Haruhi, similarly, has more depth than she appears. Her personality is incredibly brash to the point of entitlement and sometimes to the point of sociopathy (one gag is her repeatedly sexually assaulting the cute girl in the club, one that I admit I always found uncomfortable, although the fact that everyone around her reacts realistically made it really funny to me). The side effect to the main conceit is that she’s always loudly insisting on the existence of aliens and ESPers and such despite never having even a hint of proof.

One of the other big setpieces is when Haruhi and Kyon are walking down the street, and Haruhi explains to Kyon in a simple, long, and elaborately underlined monologue why she does what she does: she grew up thinking she was special and interesting, but realised one day that there are so many people in the world that she could, legitimately, be lost within them.
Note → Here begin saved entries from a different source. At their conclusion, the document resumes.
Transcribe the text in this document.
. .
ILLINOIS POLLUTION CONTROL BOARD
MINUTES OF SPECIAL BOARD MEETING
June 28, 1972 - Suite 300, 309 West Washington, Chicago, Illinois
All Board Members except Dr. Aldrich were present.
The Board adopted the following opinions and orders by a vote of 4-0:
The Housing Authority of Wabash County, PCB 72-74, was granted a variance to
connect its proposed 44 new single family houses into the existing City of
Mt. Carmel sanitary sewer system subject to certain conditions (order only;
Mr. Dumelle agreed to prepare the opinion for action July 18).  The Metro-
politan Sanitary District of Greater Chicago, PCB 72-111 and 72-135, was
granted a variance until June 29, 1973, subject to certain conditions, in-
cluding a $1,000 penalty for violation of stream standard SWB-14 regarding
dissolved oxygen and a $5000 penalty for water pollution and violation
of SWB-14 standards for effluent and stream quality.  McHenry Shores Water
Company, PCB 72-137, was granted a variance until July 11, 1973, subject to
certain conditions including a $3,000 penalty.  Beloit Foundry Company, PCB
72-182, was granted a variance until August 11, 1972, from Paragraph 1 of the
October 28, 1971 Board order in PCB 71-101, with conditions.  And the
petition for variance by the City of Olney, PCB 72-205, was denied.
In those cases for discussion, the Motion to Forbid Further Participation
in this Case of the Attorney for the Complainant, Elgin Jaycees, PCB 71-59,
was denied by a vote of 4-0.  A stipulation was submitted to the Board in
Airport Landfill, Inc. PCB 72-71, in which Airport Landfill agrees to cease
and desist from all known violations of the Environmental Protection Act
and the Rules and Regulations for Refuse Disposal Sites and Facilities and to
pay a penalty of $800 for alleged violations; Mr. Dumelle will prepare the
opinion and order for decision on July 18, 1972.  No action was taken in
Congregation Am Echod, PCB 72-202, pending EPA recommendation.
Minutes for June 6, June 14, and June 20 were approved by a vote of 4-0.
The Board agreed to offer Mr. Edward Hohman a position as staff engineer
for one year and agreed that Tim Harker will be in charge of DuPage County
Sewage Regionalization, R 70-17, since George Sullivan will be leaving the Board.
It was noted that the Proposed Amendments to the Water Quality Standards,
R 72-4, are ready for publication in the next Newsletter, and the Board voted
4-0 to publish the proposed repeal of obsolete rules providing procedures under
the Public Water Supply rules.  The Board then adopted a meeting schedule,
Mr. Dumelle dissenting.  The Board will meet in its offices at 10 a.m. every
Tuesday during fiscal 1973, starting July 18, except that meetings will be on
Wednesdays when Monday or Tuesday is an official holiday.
That is to say, Haruhi’s actions are explicitly her trying to run away from despair and make life magical and more interesting.

But it’s also relationships that make our lives and art lasting.

This is where the show’s intellectual preoccupations and story come together. The genre stuff is fun; the clever tricks and mashups across genres reinvigorated them and made them feel fresh at the time. Ironically, while I think the pranks hold up now, a new work couldn’t really do them; the novelty is gone forever. Lately I’ve found myself more re-enchanted with fiction and cliches and tropes and shit, mainly because I’m continuing to search outside my usual faves and contextualizing them within a larger context. But it’s also relationships that make our lives and art lasting. It’s the friendship between Haruhi and Kyon that makes this show worth watching.

Oddly, this all comes together in the last episode of the first season. The premise is that the weather has gotten cold, so Haruhi sends Kyon out to pick up a heater she bought; the joke is that without Kyon there, things are really boring. Haruhi jumps from one idea to the next without any of Kyon’s focus to force her to think any of them through; the characters read and sit; Kyon himself has nothing to observe and nothing to think about. He gets back with the heater, and everyone is happy, because now they have something to do.